Vous pensez donc que le trend haussier de l’or va reprendre ?L’or se dirige vers un niveau qui va surprendre les Marocains, en particulier le gouvernement, peu habitué à une explosion pareille d’un actif financier, d’autant plus qu’il s’annonce comme concurrent officiel du dollar. Même à ce niveau, je peux annoncer sans hésiter que l’or va tripler d’ici 5 ans. Autrement dit, il va monter, monter et monter contre toutes les devises. Ceci, je l’avais prédit plusieurs années à l’avance. Les raisons restent les mêmes. Le dollar ne bénéficie plus de la confiance des créanciers de l’Amérique. La surliquidité artificielle n’a d’autre alternative que de s’assécher au niveau mondial, à travers le resserrement des taux d’intérêt des obligations d’État. La bulle de l’or papier, qui ne représente que 0,1% de l’or physique réellement existant, va ridiculiser celle des subprimes.
Vous déconseillez donc aux détenteurs d’or au Maroc d’en vendre ?Un kilo d’or coûte 460.000 dirhams au cours d’aujourd’hui sur le marché officiel de Londres.
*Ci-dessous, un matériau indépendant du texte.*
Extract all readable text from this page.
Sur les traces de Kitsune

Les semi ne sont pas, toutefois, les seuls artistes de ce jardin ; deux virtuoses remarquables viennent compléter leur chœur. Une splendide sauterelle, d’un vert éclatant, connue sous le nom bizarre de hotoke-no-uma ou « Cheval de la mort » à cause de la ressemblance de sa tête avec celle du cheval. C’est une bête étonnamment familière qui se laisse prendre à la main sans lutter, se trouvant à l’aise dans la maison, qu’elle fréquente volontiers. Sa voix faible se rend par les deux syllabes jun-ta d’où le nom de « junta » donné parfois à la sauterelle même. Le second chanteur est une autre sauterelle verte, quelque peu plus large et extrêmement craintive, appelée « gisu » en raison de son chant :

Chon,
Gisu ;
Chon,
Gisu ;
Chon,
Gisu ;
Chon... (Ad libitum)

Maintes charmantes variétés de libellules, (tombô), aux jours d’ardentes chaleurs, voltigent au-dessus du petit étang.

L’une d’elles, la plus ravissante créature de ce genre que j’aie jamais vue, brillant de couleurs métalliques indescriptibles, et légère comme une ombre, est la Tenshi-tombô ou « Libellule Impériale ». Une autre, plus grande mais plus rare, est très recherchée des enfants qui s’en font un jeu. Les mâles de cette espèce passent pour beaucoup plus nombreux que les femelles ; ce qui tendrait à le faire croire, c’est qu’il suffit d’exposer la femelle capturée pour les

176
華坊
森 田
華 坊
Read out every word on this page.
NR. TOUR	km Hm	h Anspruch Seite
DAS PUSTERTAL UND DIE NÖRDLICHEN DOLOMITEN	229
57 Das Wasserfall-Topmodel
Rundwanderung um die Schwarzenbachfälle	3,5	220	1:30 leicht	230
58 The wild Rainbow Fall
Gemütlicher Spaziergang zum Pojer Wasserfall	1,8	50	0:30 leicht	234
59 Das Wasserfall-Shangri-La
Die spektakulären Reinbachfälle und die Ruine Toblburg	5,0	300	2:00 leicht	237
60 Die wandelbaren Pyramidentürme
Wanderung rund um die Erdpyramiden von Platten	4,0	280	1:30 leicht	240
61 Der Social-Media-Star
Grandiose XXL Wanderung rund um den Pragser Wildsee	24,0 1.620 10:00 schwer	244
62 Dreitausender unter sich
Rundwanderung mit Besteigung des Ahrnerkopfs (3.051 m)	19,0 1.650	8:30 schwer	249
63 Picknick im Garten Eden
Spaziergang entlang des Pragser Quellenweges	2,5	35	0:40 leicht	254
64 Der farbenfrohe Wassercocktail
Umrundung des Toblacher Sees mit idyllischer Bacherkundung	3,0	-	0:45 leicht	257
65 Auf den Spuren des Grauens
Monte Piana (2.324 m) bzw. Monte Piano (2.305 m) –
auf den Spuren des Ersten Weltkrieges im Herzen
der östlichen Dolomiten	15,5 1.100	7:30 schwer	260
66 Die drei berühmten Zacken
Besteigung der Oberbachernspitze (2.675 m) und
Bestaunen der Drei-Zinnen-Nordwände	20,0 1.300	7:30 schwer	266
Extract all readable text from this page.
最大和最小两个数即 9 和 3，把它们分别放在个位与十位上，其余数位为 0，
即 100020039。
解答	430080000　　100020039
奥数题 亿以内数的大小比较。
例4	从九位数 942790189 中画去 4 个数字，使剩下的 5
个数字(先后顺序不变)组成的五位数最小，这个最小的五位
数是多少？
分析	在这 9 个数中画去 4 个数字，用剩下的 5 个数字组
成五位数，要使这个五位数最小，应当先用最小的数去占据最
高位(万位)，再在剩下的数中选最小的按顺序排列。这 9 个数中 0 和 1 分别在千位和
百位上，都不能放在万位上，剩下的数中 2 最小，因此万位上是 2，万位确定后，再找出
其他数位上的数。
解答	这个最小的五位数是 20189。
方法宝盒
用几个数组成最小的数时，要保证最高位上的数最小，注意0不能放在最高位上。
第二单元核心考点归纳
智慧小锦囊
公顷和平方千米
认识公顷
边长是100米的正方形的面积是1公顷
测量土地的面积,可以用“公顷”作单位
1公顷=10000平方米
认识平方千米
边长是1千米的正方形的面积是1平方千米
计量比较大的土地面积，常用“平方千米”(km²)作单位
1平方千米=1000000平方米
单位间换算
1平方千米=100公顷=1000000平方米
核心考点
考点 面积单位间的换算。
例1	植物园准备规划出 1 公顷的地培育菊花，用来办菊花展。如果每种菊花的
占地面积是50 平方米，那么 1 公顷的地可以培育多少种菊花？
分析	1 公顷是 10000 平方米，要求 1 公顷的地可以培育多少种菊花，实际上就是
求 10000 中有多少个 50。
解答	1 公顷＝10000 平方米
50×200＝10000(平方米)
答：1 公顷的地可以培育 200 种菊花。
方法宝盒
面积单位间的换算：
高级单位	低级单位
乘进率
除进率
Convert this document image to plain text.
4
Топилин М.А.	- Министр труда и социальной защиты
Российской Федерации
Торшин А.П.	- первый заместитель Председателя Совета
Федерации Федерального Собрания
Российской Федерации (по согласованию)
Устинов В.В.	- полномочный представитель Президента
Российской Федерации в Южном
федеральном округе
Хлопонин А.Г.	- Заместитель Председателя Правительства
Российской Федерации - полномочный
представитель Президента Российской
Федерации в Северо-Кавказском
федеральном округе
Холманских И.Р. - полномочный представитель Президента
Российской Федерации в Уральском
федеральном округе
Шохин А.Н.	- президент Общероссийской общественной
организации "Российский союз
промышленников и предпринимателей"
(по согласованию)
Dans cinq ans, le prix cassera très probablement la barre de 1,5 million de dirhams. Je recommande fortement aux Marocaines de ne surtout pas se précipiter pour vendre leur or. Il vaudra une fortune dans moins de trois ans. Ces prévisions ne sont pas hasardeuses, mais sont basées sur des informations professionnelles que je partage avec mes compatriotes. L’idée est de ne pas rester encore une fois incrédule et inactif. La crise n’est pas finie et il nous faut absolument réagir. Je suis certain que si nous rassemblons l’élite marocaine, nationale et internationale pour débattre de ce sujet crucial, nous pourrons accompagner avec force ce mouvement de développement extraordinaire que vit actuellement notre pays depuis 10 ans.
Estimez-vous que l’or est suffisamment pris en compte dans la gestion des réserves ?Il faut d’abord souligner que notre gestion des réserves de change est exceptionnelle. Ces dernières sont supérieures à celles du Qatar, de la Hollande et même de l’Espagne. Toutefois, c’est dommage qu’on ait négligé le département or, qui nous aurait donné un matelas confortable pour accompagner l’appétit de nos hommes d’affaires dynamiques et à la dimension internationale. La moyenne de détention de réserves en or dans la zone MENA ne représente que 4,7% de ses réserves de change, soit 7 fois moins que l’Europe et près de 9 fois moins que les États Unis. Elle est 2 fois moins que la moyenne mondiale !
Quelles sont les conséquences de cette sous-exposition dans la région MENA ?En 10 ans, elle a coûté plus de 150 milliards de dollars et cette perte risque de s’aggraver sur les années à venir, si la Zone MENA continue de sous-estimer l’importance de l’or dans la gestion des risques globaux. Si les pays de la zone MENA achètent et se font livrer l’or physique, non seulement ils auront un pouvoir financier certain et moins volatile, mais surtout ils en auront le contrôle. Cela est d'autant plus vrai que le roi des métaux précieux est la seule devise qui ne promet pas d’intérêt, donc par définition, respectant la «Charia». Pourquoi la France, l’Allemagne, les États Unis et bien d’autres pays développés ont-ils converti plus de la moitié de leur réserves de change en or ? Quelle est donc cette information stratégique, détenue par l’Europe et l’Amérique, et qui reste ignorée par le Maroc ? Je suis disposé à déposer cette information sur la table du conseil des ministres.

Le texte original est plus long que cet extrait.